5.1. Strengths and Limitations
This study provides novel, region-specific data on the long-term persistence of Hib-specific antibodies years after routine vaccination in Iran, contributing to an understanding of the long-term effectiveness of the national immunization program. The simultaneous measurement of micronutrient status, including iron, zinc, and copper, and its correlation with antibody titers is another strength, as it helps characterize determinants of vaccine-induced immunity.

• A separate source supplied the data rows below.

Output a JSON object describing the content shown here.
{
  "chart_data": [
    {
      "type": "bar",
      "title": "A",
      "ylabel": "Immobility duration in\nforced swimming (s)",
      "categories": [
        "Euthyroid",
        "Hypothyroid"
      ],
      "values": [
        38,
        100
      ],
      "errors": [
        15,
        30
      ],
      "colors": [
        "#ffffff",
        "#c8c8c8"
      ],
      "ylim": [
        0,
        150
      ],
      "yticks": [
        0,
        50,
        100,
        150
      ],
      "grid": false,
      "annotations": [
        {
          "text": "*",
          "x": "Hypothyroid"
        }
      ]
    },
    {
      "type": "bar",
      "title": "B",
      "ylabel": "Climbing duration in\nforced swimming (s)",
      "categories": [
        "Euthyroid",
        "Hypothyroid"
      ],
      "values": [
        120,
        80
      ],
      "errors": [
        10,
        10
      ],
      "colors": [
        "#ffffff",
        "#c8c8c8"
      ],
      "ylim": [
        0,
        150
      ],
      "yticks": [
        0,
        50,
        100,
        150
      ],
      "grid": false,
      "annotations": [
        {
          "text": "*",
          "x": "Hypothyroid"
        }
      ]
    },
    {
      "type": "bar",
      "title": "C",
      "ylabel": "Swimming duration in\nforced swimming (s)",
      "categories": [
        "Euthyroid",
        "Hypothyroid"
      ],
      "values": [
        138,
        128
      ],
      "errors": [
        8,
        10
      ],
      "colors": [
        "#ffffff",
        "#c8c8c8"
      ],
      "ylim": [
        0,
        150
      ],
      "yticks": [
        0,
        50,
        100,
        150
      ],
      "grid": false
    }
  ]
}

However, this study has some limitations. First, its cross-sectional design precludes causal interpretation of the associations between micronutrient status and long-term antibody persistence; therefore, longitudinal or interventional studies are recommended to explore causality. Second, the study did not account for nutritional status, such as height/weight and anemia, breastfeeding history, socioeconomic status, or recent infections, which may influence both micronutrient levels and immune responses. Third, the study was conducted in a single region, and the generalizability of the results may be limited in other regions of Iran or other populations. Fourth, other predictors of immune responses, such as genetic determinants, underlying illness, or exposure history to Hib, were not accounted for. Fifth, vaccination history was recorded based on the memory of children's mothers, which may be inaccurate.
5.2. Conclusions
After the introduction of the Hib-containing pentavalent vaccine, only 18.7% of children achieved long-term protective antibody levels. Serum iron, zinc, and copper concentrations were positively associated with anti-Hib antibody levels, suggesting that trace element status may influence vaccine-induced immunity. These results underscore the need for ongoing monitoring of Hib immunity and consideration of nutritional factors when evaluating long-term protection and potential booster vaccination strategies.